Çorum Hitit Üniversitesi tarafından organize edilen ve Çorum Valiliği ile Çorum Belediyesi'nin katkısıyla gerçekleşen "Uluslararası Osmanlı'dan Cumhuriyete Çorum" konulu sempozyum, Anitta Otel'de başladı. Sempozyuma konuşmacı olarak katılan Türk Tarih Kurumu Başkanı Prof. Dr. Yusuf Halaçoğlu, Irak sorununun sadece terör sorunu olmadığını belirterek, Irak ile Türkiye'nin her alanda ciddi ilişkileri olduğunu, en büyük ortaklığın ise Musul ve Kerkük meselesi olduğunu söyledi. Musul ve Kerkük'ün 1926 yılında uluslararası bir anlaşmayla Birleşik Irak Devleti'nin bütünlüğünü sağlamak amacıyla verildiğini hatırlatan Halaçoğlu, "Türkiye Musul ve Kerkük anlaşmalarını Birleşik Irak'ın bütünlüğü için imzalamıştır. Eğer bu bölgede parçalanmalar olursa, bölünme yaşanırsa Türkiye'nin Musul ve Kerkük üzerinde uluslararası hakkı gündeme gelir ve bunu kullanması gerekir. Eğer bölünme tehlikesini görmezlikten gelir ve gerekli tedbirleri alamazsa Musul ve Kerkük'te söz sahibi olamayız. Irak meselesinin sadece günümüze göre değerlendirilmesi yanlıştır. Geçmişten gelen tarihsel süreç ve günümüzdeki olaylarla birlikte değerlendirilerek, ortak bir çözüm noktası bulunmalıdır" dedi.

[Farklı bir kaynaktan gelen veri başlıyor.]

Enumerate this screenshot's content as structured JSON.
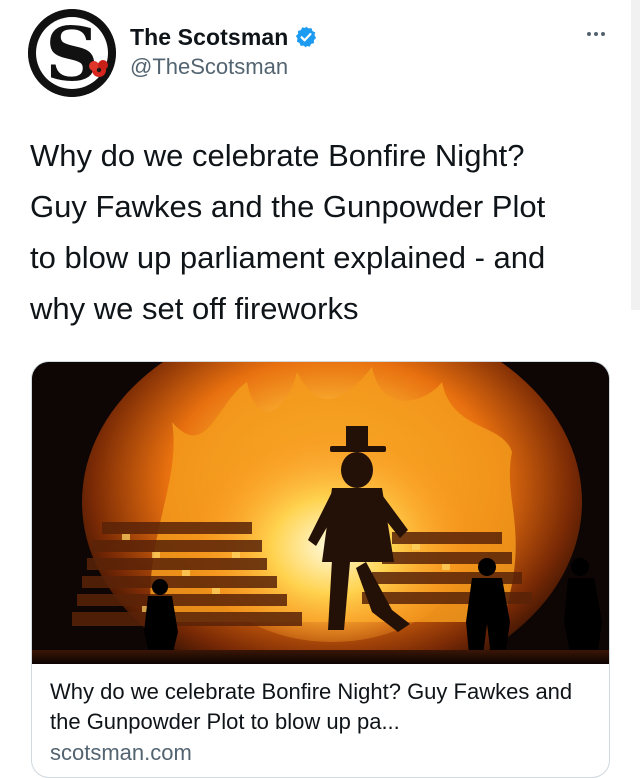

Prof. Dr. Halaçoğlu, günümüzde sömürge sisteminin demokrasi ve insan haklarına dayandırılarak gerçekleştirildiğini kaydetti. ABD'nin Irak'ı işgalinden bugüne kadar 1 milyon insanın öldüğünü ifade eden Halaçoğlu, "Avrupa Birliği, Birleşmiş Milletler nerede? İnsan hakları diyoruz, demokrasi diyoruz. Bunlar adına sömürge düzeni devam ettiriliyor. Türkiye Cumhuriyeti üzerinde de bugün aynı oyunlar oynanıyor. Kürt-Türk ayrımı yapılarak bu oyun körükleniyor. Ama bu oyunlara gelmememiz gerekiyor. Bugün aydın diye geçinenler ve demokrasi söylemleri yapanlar 301. maddenin mutlaka kaldırılması gerektiğini söylerken, hemen yanı başındaki insanlık faciasını görmezlikten geliyorlar. Bu çifte standarttır" diye konuştu.

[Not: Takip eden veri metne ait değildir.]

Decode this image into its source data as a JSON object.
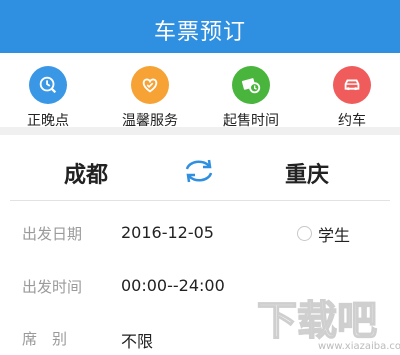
{
  "header": {
    "title": "车票预订",
    "bg_color": "#2f8fe0"
  },
  "quick_menu": [
    {
      "label": "正晚点",
      "icon": "clock-search-icon",
      "color": "#3a97e6"
    },
    {
      "label": "温馨服务",
      "icon": "heart-hand-icon",
      "color": "#f6a234"
    },
    {
      "label": "起售时间",
      "icon": "ticket-clock-icon",
      "color": "#4ab53d"
    },
    {
      "label": "约车",
      "icon": "car-icon",
      "color": "#f05b5b"
    }
  ],
  "route": {
    "from": "成都",
    "to": "重庆",
    "swap_icon": "swap-icon"
  },
  "form": {
    "date_label": "出发日期",
    "date_value": "2016-12-05",
    "student_label": "学生",
    "time_label": "出发时间",
    "time_value": "00:00--24:00",
    "seat_label": "席　别",
    "seat_value": "不限"
  },
  "watermark": {
    "text": "下载吧",
    "sub": "www.xiazaiba.com"
  }
}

"ERMENİ SOYKIRIMI SÖYLEMLERİ TARİHİ DEĞİL SİYASİ"
Sözde Ermeni soykırımı iddialarının sıklıkla gündeme gelmesinin amacının Türkiye'ye baskı kurmak olduğunu belirten Halaçoğlu, "Aslında Batı konunun gerçeklerini araştırma arzusunda değil. Amaç bunu Türkiye'ye baskı aracı olarak kullanmak. Biz bildiklerimizi bal gibi anlatıyoruz, ama karşıdakinin ne kadar anlamak istediği önemli" dedi.

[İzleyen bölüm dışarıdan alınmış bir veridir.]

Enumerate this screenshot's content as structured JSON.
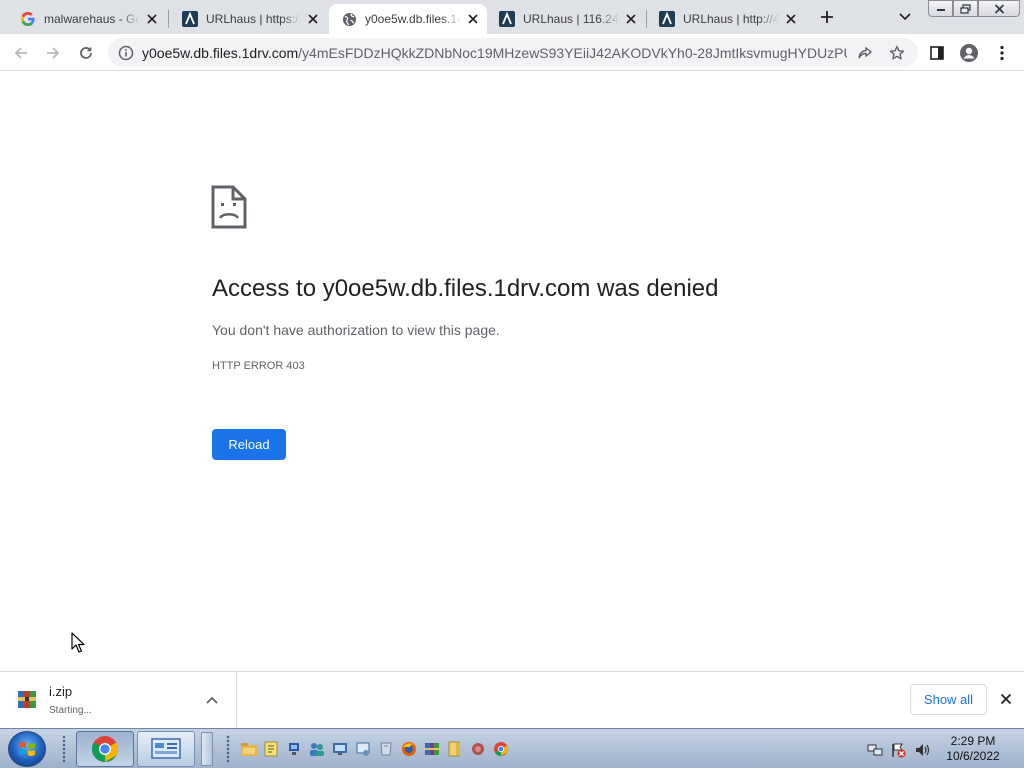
{
  "tabs": [
    {
      "title": "malwarehaus - Go",
      "favicon": "google-g-icon",
      "active": false
    },
    {
      "title": "URLhaus | https://",
      "favicon": "urlhaus-icon",
      "active": false
    },
    {
      "title": "y0oe5w.db.files.1d",
      "favicon": "globe-icon",
      "active": true
    },
    {
      "title": "URLhaus | 116.24.",
      "favicon": "urlhaus-icon",
      "active": false
    },
    {
      "title": "URLhaus | http://4",
      "favicon": "urlhaus-icon",
      "active": false
    }
  ],
  "omnibox": {
    "host": "y0oe5w.db.files.1drv.com",
    "path": "/y4mEsFDDzHQkkZDNbNoc19MHzewS93YEiiJ42AKODVkYh0-28JmtIksvmugHYDUzPU4..."
  },
  "error_page": {
    "title": "Access to y0oe5w.db.files.1drv.com was denied",
    "description": "You don't have authorization to view this page.",
    "error_code": "HTTP ERROR 403",
    "reload_label": "Reload"
  },
  "download_shelf": {
    "item_name": "i.zip",
    "item_status": "Starting...",
    "show_all_label": "Show all"
  },
  "taskbar": {
    "time": "2:29 PM",
    "date": "10/6/2022"
  },
  "colors": {
    "accent": "#1a73e8",
    "tabstrip": "#dee1e6",
    "text_primary": "#202124",
    "text_secondary": "#5f6368"
  }
}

Ermeni soykırımı söylemlerinin tarihi değil siyasi bir düşünce olduğunu ifade eden Yusuf Halaçoğlu, "Tarihi olaylar günümüzde meydana gelen olaylarla anlatılmaz. Sadece tek yönlü olarak değerlendirilmez, komşu ülkelerin bilgi ve dokümanları, Türkiye ve Ermenistan ile o dönemde Türkiye'nin yanında olan Almanya ve Avusturya, karşıtı olan ABD, İngiltere, Fransa gibi ülkelerin bilgi ve dokümanları ile kayıtları birlikte değerlendirilmeli ve ona göre bir sonuç çıkarmalıdır. Aksi halde sadece söylemlerle ve tek taraflı bir düşünce anlayışı tarihsel bir gerçek değil sadece siyesi bir gerçek olur" şeklinde konuştu.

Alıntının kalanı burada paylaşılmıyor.